In summary, the devices and methods to regulate the degree of pressure drop through the change in catheter configuration (at the bend) at the junction between the arterial and venous portion of the device are disclosed herein. The pressure drop across the device can be regulated up to any number of percentages, such as 10%, 20%, 30%, 40%, or higher or lower, for practical changes in curvature or shape (as indicated below). These changes in curvature can be ensured, for example, through a suture anchor in the device and in the patient's tissue at the time of implant. In addition, and in various device 100 embodiments, the degree of pressure drop can be regulated based on one or more device diameters (such as D1 and D2 referenced herein and shown in FIG. 32), and on one or more device 100 lengths (such as L1 and L2 referenced herein and shown in FIG. 27A).
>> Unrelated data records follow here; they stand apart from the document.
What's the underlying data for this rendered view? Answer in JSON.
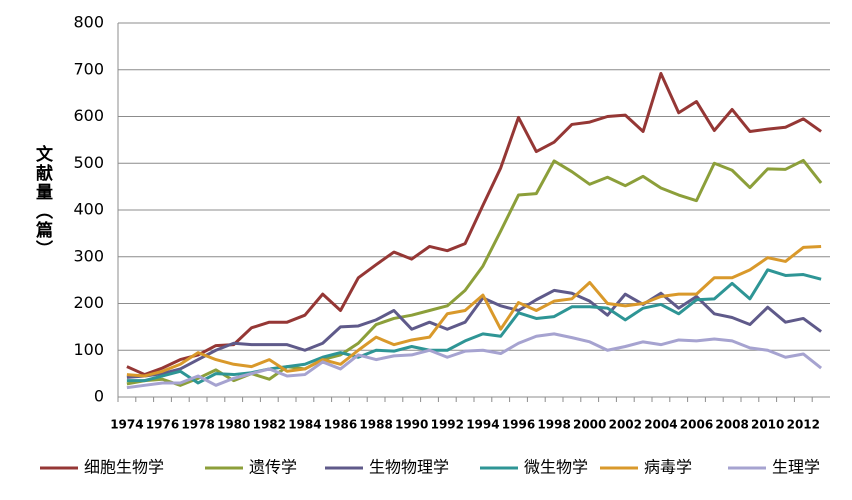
{
  "chart_data": {
    "type": "line",
    "y_label": "文献量（篇）",
    "categories": [
      "1974",
      null,
      "1976",
      null,
      "1978",
      null,
      "1980",
      null,
      "1982",
      null,
      "1984",
      null,
      "1986",
      null,
      "1988",
      null,
      "1990",
      null,
      "1992",
      null,
      "1994",
      null,
      "1996",
      null,
      "1998",
      null,
      "2000",
      null,
      "2002",
      null,
      "2004",
      null,
      "2006",
      null,
      "2008",
      null,
      "2010",
      null,
      "2012",
      null
    ],
    "ylim": [
      0,
      800
    ],
    "yticks": [
      0,
      100,
      200,
      300,
      400,
      500,
      600,
      700,
      800
    ],
    "grid": true,
    "legend": "bottom",
    "series": [
      {
        "name": "细胞生物学",
        "color": "#953735",
        "values": [
          65,
          48,
          62,
          80,
          90,
          110,
          112,
          148,
          160,
          160,
          175,
          220,
          185,
          255,
          283,
          310,
          295,
          322,
          313,
          328,
          410,
          490,
          598,
          525,
          545,
          583,
          588,
          600,
          603,
          568,
          692,
          608,
          632,
          570,
          615,
          568,
          573,
          577,
          595,
          568
        ]
      },
      {
        "name": "遗传学",
        "color": "#8c9f3a",
        "values": [
          28,
          35,
          38,
          25,
          40,
          58,
          35,
          50,
          38,
          65,
          60,
          80,
          90,
          115,
          155,
          168,
          175,
          185,
          195,
          228,
          280,
          355,
          432,
          435,
          505,
          482,
          455,
          470,
          452,
          472,
          447,
          432,
          420,
          500,
          485,
          448,
          488,
          487,
          506,
          458
        ]
      },
      {
        "name": "生物物理学",
        "color": "#5f5a8a",
        "values": [
          42,
          45,
          50,
          60,
          80,
          100,
          115,
          112,
          112,
          112,
          100,
          115,
          150,
          152,
          165,
          185,
          145,
          160,
          145,
          160,
          212,
          195,
          185,
          208,
          228,
          222,
          205,
          175,
          220,
          198,
          222,
          190,
          215,
          178,
          170,
          155,
          192,
          160,
          168,
          140
        ]
      },
      {
        "name": "微生物学",
        "color": "#2e9595",
        "values": [
          35,
          35,
          45,
          55,
          30,
          50,
          48,
          52,
          60,
          65,
          70,
          85,
          95,
          85,
          100,
          98,
          108,
          100,
          100,
          120,
          135,
          130,
          180,
          168,
          172,
          193,
          193,
          190,
          165,
          190,
          198,
          178,
          208,
          210,
          243,
          210,
          272,
          260,
          262,
          252
        ]
      },
      {
        "name": "病毒学",
        "color": "#d9992b",
        "values": [
          48,
          45,
          55,
          70,
          95,
          80,
          70,
          65,
          80,
          55,
          60,
          80,
          70,
          100,
          128,
          112,
          122,
          128,
          178,
          185,
          218,
          145,
          202,
          185,
          205,
          210,
          245,
          200,
          195,
          200,
          215,
          220,
          220,
          255,
          255,
          272,
          298,
          290,
          320,
          322
        ]
      },
      {
        "name": "生理学",
        "color": "#a6a3d0",
        "values": [
          20,
          25,
          30,
          30,
          45,
          25,
          40,
          50,
          60,
          45,
          48,
          75,
          60,
          90,
          80,
          88,
          90,
          100,
          85,
          98,
          100,
          93,
          115,
          130,
          135,
          127,
          118,
          100,
          108,
          118,
          112,
          122,
          120,
          124,
          120,
          105,
          100,
          85,
          92,
          62
        ]
      }
    ]
  }
}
For example, and in at least one embodiment, the degree of pressure drop through device 100 is based, in at least part, upon a device diameter, length, and device 100 bend/curvature. As noted above, and in at least the aforementioned embodiment or other embodiments, the degree of pressure drop through device 100 is based, in at least part, upon a device diameter, device length, and device 100, a flow friction factor, and a relative flow condition between two vessels (such as artery 4200 and vein 4202), which are connected to one another using a device 100 as generally referenced herein.
While various embodiments of retroperfusion devices and systems and methods of using the same have been described in considerable detail herein, the embodiments are merely offered as non-limiting examples of the disclosure described herein. It will therefore be understood that various changes and modifications may be made, and equivalents may be substituted for elements thereof, without departing from the scope of the present disclosure. The present disclosure is not intended to be exhaustive or limiting with respect to the content thereof.
Further, in describing representative embodiments, the present disclosure may have presented a method and/or a process as a particular sequence of steps. However, to the extent that the method or process does not rely on the particular order of steps set forth therein, the method or process should not be limited to the particular sequence of steps described, as other sequences of steps may be possible. Therefore, the particular order of the steps disclosed herein should not be construed as limitations of the present disclosure. In addition, disclosure directed to a method and/or process should not be limited to the performance of their steps in the order written. Such sequences may be varied and still remain within the scope of the present disclosure.